In June 2018 four teams of scientists from around the world created the Event Horizon Telescope (EHT), which virtually connects eight telescopes in the United States, Mexico, Chile, Greenland, Spain, France, and the South Pole. They collected massive amounts of observation data from each telescope (3 petabytes — or 3 million gigabytes — over a five-day period) and shipped it on hard drives to a central facility where a supercomputer crunched the data.
Each telescope produces something akin to a single piece in a puzzle by showing the black hole from one viewing angle. If a telescope that could view M87 from every angle on Earth existed, it could have captured a complete picture, but EHT could provide only a handful of angles and puzzle pieces. The scientists would need to use a mathematical algorithm to fill in the missing pieces.
Two teams of imaging scientists employed a classic technique called CLEAN that astronomers have been using for about 50 years to render images from radio telescope data. CLEAN is standard in the field, but it must be executed manually, making it clunky to use with complex data.
Two other teams — one of which included Chael and his Harvard colleagues — piloted a new system that would save time and prevent human error by automatically running the data through different combinations without requiring scientists to input each one.
The four teams conducted a blind test and didn’t communicate with one another about their work for the seven weeks they spent processing the data. If they all came up with a similar image, independently, they would know that their approach, including the new imaging system Chael’s team was testing, was working.
When the moment came to compare results, Chael sat nervously in a Harvard conference room as each team’s image appeared on the screen. All four showed a doughnut-shaped halo with similar details, like a small spike in the lower left quarter of the aura. “It was probably the happiest day of my graduate school career,” says Chael.

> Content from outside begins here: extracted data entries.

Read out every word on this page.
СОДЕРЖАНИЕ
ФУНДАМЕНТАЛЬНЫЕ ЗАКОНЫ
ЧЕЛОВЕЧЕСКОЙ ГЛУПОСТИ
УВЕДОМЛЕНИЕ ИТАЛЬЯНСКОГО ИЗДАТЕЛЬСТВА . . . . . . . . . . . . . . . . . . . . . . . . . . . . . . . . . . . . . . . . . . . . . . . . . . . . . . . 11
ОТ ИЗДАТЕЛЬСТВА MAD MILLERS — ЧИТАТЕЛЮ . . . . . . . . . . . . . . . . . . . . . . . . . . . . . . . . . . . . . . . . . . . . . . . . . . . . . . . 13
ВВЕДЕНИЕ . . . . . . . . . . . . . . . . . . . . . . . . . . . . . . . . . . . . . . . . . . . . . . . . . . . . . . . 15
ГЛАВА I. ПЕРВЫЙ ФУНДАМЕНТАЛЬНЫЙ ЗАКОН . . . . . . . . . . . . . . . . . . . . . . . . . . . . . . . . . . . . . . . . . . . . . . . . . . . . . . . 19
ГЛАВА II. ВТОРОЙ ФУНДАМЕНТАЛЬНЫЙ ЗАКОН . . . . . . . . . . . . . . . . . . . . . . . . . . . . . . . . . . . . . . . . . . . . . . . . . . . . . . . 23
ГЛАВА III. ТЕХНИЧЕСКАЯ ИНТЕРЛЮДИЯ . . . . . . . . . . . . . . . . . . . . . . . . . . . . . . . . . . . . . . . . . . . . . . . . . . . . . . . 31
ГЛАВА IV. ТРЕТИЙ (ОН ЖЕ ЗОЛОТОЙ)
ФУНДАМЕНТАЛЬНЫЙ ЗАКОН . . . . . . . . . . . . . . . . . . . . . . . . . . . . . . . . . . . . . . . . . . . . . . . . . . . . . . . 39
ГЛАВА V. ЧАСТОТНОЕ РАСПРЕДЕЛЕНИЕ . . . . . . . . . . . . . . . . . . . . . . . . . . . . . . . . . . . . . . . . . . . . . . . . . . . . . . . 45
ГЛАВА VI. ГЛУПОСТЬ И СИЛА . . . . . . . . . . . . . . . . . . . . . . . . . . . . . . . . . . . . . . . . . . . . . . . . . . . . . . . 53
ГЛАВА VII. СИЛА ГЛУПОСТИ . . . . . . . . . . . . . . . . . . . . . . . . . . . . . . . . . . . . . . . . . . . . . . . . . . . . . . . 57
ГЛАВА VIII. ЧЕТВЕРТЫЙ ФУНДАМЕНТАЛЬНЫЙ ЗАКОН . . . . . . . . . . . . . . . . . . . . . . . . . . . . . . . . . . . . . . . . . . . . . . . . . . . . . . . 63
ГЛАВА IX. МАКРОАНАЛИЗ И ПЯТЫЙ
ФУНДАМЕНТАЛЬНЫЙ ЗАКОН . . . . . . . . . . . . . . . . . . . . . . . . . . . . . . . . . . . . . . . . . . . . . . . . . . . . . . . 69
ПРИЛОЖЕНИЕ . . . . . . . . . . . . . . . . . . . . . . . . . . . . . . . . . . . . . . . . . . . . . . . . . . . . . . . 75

Because the automated system prototype had performed so well in the blind test, Chael and his team decided to incorporate it into a new software package they dubbed ehtim (EHT Imaging) that would not only visually render the data, but also neutralize noise (distortions in the telescope data caused by interference from Earth’s atmosphere) and produce a high-resolution image with finer details than the prototype images. Meanwhile, developers on another team used the prototype in a different way to create an alternate software package called Smili. By working separately, the two teams could incorporate different ideas into their approaches and produce the most accurate possible image.
After months of intensive work, the ehtim, Smili, and CLEAN groups compared their results, which were remarkably similar. “Some of the finer details were different in the two high- resolution models,” says Chael, “but, overall, the structure of the images was very consistent.”

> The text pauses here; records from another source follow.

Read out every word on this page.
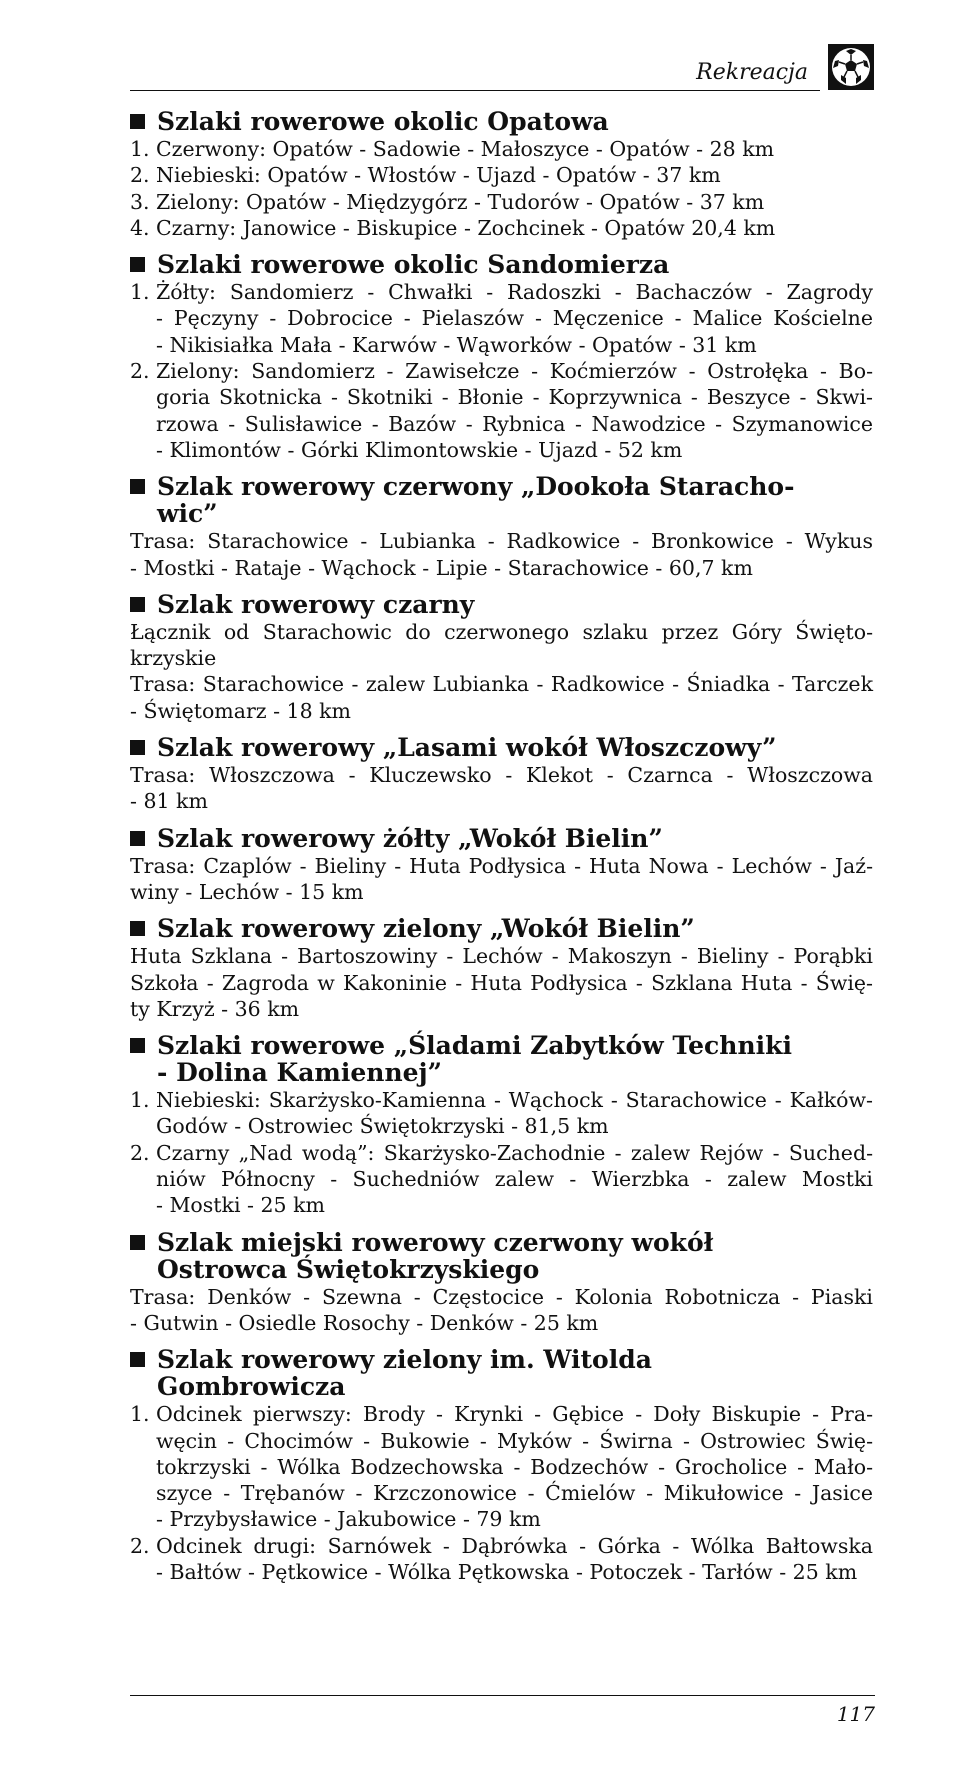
Rekreacja
Szlaki rowerowe okolic Opatowa
1. Czerwony: Opatów - Sadowie - Małoszyce - Opatów - 28 km
2. Niebieski: Opatów - Włostów - Ujazd - Opatów - 37 km
3. Zielony: Opatów - Międzygórz - Tudorów - Opatów - 37 km
4. Czarny: Janowice - Biskupice - Zochcinek - Opatów 20,4 km
Szlaki rowerowe okolic Sandomierza
1. Żółty: Sandomierz - Chwałki - Radoszki - Bachaczów - Zagrody
- Pęczyny - Dobrocice - Pielaszów - Męczenice - Malice Kościelne
- Nikisiałka Mała - Karwów - Wąworków - Opatów - 31 km
2. Zielony: Sandomierz - Zawisełcze - Koćmierzów - Ostrołęka - Bo-
goria Skotnicka - Skotniki - Błonie - Koprzywnica - Beszyce - Skwi-
rzowa - Sulisławice - Bazów - Rybnica - Nawodzice - Szymanowice
- Klimontów - Górki Klimontowskie - Ujazd - 52 km
Szlak rowerowy czerwony „Dookoła Staracho-
wic”
Trasa: Starachowice - Lubianka - Radkowice - Bronkowice - Wykus
- Mostki - Rataje - Wąchock - Lipie - Starachowice - 60,7 km
Szlak rowerowy czarny
Łącznik od Starachowic do czerwonego szlaku przez Góry Święto-
krzyskie
Trasa: Starachowice - zalew Lubianka - Radkowice - Śniadka - Tarczek
- Świętomarz - 18 km
Szlak rowerowy „Lasami wokół Włoszczowy”
Trasa: Włoszczowa - Kluczewsko - Klekot - Czarnca - Włoszczowa
- 81 km
Szlak rowerowy żółty „Wokół Bielin”
Trasa: Czaplów - Bieliny - Huta Podłysica - Huta Nowa - Lechów - Jaź-
winy - Lechów - 15 km
Szlak rowerowy zielony „Wokół Bielin”
Huta Szklana - Bartoszowiny - Lechów - Makoszyn - Bieliny - Porąbki
Szkoła - Zagroda w Kakoninie - Huta Podłysica - Szklana Huta - Świę-
ty Krzyż - 36 km
Szlaki rowerowe „Śladami Zabytków Techniki
- Dolina Kamiennej”
1. Niebieski: Skarżysko-Kamienna - Wąchock - Starachowice - Kałków-
Godów - Ostrowiec Świętokrzyski - 81,5 km
2. Czarny „Nad wodą”: Skarżysko-Zachodnie - zalew Rejów - Suched-
niów Północny - Suchedniów zalew - Wierzbka - zalew Mostki
- Mostki - 25 km
Szlak miejski rowerowy czerwony wokół
Ostrowca Świętokrzyskiego
Trasa: Denków - Szewna - Częstocice - Kolonia Robotnicza - Piaski
- Gutwin - Osiedle Rosochy - Denków - 25 km
Szlak rowerowy zielony im. Witolda
Gombrowicza
1. Odcinek pierwszy: Brody - Krynki - Gębice - Doły Biskupie - Pra-
węcin - Chocimów - Bukowie - Myków - Świrna - Ostrowiec Świę-
tokrzyski - Wólka Bodzechowska - Bodzechów - Grocholice - Mało-
szyce - Trębanów - Krzczonowice - Ćmielów - Mikułowice - Jasice
- Przybysławice - Jakubowice - 79 km
2. Odcinek drugi: Sarnówek - Dąbrówka - Górka - Wólka Bałtowska
- Bałtów - Pętkowice - Wólka Pętkowska - Potoczek - Tarłów - 25 km
117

The scientists averaged the high-resolution results to create a composite image that smoothed out any discrepancies among the models. “The image we released was the most conservative image we could produce,” says Chael. “It’s probably the most vetted image in the history of radio interferometry.”
The picture swept through the media in April 2019 and captured the public’s imagination. A variety of team members gave presentations on their findings around the world. Six of them, including Chael, appeared at the Github Satellite conference in Berlin. Chael also delivered a lecture at Carleton in May, just after successfully defending his dissertation on ehtim.
Chael headed to Princeton last fall to begin postdoctoral research. He hopes to take black hole imaging to the next level by observing Sagittarius A*, a supermassive black hole in our own galaxy that is moving and morphing much more quickly than M87’s black hole. “It’s exciting, because we’ll be able to see things happening over a shorter period of time,” he says. “I can’t wait to see where the data take us.”